Microsoft, Google widen passkey support for its users – Help Net Security

Summary: This content discusses the continued relevance of passwords in digital authentication despite the availability of alternative methods, such as passkeys.

Threat Actor: N/A

Victim: N/A

Key Point :

  • The password is still widely used for digital authentication, despite predictions of its demise.
  • A recent survey by the FIDO Alliance shows that passkeys are gaining popularity, with 22% of respondents enabling them on every account and 61% finding them more convenient than passwords.
  • New offerings and extended support for passkeys have been introduced by various companies.

Since 2013, the first Thursday in May is marked as World Password Day, a day dedicated to raising awareness about the need for using strong, unique passwords to secure out digital lives.

Microsoft Google passkey

Despite decades of often-repeated statements proclaiming the death of the password as a means for digital authentication, the password isn’t dead yet. It also doesn’t seem like it will die imminenty, despite the increased layered use of additional authentication methods (biometrics, hardware security keys, etc.) and technologies meant to supplant it (passkeys).

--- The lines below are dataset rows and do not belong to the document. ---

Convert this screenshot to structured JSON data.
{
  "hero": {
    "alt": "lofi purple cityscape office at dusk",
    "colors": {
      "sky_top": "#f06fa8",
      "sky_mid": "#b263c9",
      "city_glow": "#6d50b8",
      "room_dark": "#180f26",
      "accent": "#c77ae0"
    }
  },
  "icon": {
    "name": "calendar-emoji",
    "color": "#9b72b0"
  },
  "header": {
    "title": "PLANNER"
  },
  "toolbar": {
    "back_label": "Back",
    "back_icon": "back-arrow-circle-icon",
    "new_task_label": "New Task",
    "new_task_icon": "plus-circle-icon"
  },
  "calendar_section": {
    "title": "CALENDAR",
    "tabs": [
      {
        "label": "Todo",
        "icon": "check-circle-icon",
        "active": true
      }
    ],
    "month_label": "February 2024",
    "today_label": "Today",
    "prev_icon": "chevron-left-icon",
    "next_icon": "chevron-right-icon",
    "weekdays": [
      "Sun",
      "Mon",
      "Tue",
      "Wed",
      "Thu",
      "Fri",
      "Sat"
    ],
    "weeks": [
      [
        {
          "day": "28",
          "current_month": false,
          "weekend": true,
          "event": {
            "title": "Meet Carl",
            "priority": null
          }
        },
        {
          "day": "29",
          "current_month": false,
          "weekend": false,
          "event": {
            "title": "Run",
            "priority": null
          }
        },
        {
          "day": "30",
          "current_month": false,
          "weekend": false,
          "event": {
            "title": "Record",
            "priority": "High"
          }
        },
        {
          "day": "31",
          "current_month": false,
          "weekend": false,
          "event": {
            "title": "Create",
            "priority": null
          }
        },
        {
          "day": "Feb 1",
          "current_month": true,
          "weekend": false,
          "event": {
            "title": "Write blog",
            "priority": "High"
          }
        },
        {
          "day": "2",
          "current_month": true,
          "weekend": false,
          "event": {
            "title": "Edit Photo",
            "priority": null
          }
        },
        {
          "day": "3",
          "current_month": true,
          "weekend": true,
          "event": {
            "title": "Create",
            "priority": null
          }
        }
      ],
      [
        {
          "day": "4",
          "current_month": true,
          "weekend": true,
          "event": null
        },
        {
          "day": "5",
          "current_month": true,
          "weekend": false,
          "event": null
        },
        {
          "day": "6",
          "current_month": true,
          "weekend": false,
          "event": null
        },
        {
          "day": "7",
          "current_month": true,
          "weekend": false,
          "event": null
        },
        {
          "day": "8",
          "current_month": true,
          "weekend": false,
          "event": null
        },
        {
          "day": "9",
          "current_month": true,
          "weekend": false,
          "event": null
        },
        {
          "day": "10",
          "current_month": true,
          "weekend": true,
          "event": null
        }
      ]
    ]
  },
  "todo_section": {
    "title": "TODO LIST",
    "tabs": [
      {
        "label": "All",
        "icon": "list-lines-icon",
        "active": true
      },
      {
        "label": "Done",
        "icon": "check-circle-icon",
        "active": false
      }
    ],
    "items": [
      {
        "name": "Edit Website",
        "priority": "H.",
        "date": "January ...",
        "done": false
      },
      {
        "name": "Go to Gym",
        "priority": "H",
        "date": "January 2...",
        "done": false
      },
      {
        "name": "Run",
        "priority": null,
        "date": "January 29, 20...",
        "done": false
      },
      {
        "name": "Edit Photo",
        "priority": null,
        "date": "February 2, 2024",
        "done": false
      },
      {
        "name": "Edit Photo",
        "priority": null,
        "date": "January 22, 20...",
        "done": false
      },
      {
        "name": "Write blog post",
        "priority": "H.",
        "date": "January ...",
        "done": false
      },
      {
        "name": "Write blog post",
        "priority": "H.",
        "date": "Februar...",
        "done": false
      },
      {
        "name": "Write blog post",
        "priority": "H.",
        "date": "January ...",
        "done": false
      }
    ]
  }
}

But, as the FIDO Alliance noted today, World Password Day may soon need a rebrand: according to its most recent survey, 22% of respondents enabled passkeys on every account (where possible), and 61% of people familiar with passkeys say they are more convenient than passwords (58% also believe they offer greater security).

New offerings and extended passkey support

Just in time for 2024 World Password Day, various companies have launched and/or announced new authentication-related offerings.

Microsoft has announced passkey support for consumer accounts and is adding support for device-bound passkeys in the Microsoft Authenticator mobile app.

After having launched passkey support for Google Accounts, Google Workspace and Google Cloud accounts last year, the tech behemoth says that they will soon support the use of passkeys to enroll in the Advanced Protection Program (aimed at users at risk of targeted attacks) and pointed out that there is an increasing number of reputable password managers users can leverage to store their passkeys.

Bitwarden has launched a standalone Authenticator app that generates time-based one-time passwords (TOTP) for users, and which can be used without having a Bitwarden account or using the Bitwarden password manager. (Recently, Bitwarden enabled passkey management for its users.)

“In just the last 12 months, Amazon, 1Password, Dashlane, Docusign, Kayak, Mercari, Shopify and Yahoo! JAPAN have started rolling out passkeys, joining early adopters like eBay, Uber, PayPal and Whatsapp. In fact, Dashlane is seeing a 70% increase in conversion with passkeys and Kayak users are signing in 50% faster than before,” says Heather Adkins, Google VP of Security Engineering.

Other early adopters include Apple, Nintendo, Shopify, Adobe, and others.

According to the FIDO Alliance, passkeys are now supported by 20% of the world’s top 100 websites and 12% of the top 250.